Le cri le plus terrible, emprunté au pâle vocabulaire de la peur, n’eût pas produit un effet plus prompt et plus décisif que ce cri :

— Les Lorrains !!!

— Eh bien ! voyez-vous ? voyez-vous ? s’écria Miton tremblant, les Lorrains, les Lorrains, fuyons !

— Fuir, et où cela ? demanda Friard.

— Dans cet enclos, s’écria Miton en se déchirant les mains pour saisir les épines de cette haie contre laquelle était moelleusement assis l’inconnu.

— Dans cet enclos, dit Friard ; cela vous est plus aisé à dire qu’à faire, maître Miton. Je ne vois pas de trou pour entrer dans cet enclos, et vous n’avez pas la prétention de franchir cette haie qui est plus haute que moi.

— Je tâcherai, dit Miton, je tâcherai.

Et il fit de nouveaux efforts.

— Ah ! prenez donc garde, ma bonne femme ! cria Friard du ton de détresse d’un homme qui commence à perdre la tête, votre âne me marche sur les talons. Ouf ! monsieur le cavalier, faites donc attention, votre cheval va ruer.

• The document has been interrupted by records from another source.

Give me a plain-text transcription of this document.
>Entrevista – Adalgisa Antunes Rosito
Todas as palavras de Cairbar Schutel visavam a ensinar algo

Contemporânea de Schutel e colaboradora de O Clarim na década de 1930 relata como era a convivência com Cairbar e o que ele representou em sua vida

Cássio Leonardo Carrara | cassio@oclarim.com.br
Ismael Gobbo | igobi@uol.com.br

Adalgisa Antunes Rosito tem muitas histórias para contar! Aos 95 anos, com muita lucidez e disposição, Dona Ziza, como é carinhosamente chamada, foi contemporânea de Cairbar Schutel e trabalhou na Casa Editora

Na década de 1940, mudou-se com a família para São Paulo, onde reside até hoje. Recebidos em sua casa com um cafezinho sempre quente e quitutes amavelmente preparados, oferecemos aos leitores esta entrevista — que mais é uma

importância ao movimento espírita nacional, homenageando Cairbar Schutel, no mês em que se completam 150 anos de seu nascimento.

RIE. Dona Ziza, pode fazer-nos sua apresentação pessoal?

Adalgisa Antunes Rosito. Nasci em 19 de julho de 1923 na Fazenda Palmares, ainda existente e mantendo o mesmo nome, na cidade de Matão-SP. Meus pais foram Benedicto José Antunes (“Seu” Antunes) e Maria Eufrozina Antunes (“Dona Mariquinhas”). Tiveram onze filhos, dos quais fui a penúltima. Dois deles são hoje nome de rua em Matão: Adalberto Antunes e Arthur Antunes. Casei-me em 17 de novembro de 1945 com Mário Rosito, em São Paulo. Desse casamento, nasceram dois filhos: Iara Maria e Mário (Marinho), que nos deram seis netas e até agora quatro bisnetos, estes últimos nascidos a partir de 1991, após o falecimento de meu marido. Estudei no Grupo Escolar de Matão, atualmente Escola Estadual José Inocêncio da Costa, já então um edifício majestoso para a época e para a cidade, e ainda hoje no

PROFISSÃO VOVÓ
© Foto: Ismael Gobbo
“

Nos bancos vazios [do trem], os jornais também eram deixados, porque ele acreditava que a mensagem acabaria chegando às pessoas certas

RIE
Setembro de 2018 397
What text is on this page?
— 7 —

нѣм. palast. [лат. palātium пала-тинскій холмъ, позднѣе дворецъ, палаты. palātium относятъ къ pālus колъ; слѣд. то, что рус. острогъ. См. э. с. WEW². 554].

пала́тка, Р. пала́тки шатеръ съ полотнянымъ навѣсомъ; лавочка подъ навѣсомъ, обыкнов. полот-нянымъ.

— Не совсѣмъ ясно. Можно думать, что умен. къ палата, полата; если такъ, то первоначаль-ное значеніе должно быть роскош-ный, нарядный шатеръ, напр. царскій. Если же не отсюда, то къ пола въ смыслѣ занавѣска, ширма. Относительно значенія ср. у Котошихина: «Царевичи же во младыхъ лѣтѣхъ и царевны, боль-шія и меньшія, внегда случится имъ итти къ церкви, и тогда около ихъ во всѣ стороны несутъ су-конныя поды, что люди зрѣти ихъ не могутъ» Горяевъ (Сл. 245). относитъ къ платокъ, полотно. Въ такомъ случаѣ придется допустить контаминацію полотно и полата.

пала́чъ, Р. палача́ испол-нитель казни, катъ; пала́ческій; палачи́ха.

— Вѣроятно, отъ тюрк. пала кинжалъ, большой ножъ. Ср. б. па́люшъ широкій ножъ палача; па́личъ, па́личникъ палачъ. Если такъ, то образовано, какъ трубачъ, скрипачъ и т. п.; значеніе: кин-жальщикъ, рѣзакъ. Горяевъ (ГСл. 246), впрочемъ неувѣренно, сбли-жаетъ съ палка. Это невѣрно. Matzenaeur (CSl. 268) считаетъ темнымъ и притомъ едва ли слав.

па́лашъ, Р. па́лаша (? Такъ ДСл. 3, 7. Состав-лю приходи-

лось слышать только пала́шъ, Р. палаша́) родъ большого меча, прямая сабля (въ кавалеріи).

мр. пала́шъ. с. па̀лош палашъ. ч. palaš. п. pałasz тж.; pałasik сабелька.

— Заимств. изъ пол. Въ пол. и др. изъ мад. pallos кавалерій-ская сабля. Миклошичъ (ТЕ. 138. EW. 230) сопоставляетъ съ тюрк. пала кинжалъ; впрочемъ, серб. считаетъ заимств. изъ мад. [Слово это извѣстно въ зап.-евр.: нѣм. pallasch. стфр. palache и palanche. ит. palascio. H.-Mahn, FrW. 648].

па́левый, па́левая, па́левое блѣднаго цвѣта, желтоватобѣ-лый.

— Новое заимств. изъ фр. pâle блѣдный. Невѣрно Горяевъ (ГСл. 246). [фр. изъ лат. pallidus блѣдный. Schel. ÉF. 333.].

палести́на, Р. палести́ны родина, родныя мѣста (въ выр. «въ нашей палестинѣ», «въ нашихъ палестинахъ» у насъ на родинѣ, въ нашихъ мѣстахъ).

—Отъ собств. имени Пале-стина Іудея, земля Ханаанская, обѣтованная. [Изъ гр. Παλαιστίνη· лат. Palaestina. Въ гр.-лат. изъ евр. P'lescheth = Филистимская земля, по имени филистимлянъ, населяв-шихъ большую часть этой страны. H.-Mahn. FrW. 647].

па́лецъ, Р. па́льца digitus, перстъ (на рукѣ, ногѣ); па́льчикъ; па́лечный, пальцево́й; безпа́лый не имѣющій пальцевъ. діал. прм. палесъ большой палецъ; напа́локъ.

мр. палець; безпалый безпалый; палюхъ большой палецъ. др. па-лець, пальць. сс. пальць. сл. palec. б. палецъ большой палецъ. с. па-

Tudieu ! charretier, mon ami, vous me fourrez le brancard de votre charrette dans les côtes.

Pendant que maître Miton se cramponnait aux branches de la haie pour passer par-dessus, et que le compère Friard cherchait vainement une ouverture pour se glisser par-dessous, l’inconnu s’était levé, avait purement et simplement ouvert le compas de ses longues jambes, et d’un simple mouvement pareil à celui que fait un cavalier pour se mettre en selle, il avait enjambé la haie sans qu’une seule branche effleurât son haut-de-chausses.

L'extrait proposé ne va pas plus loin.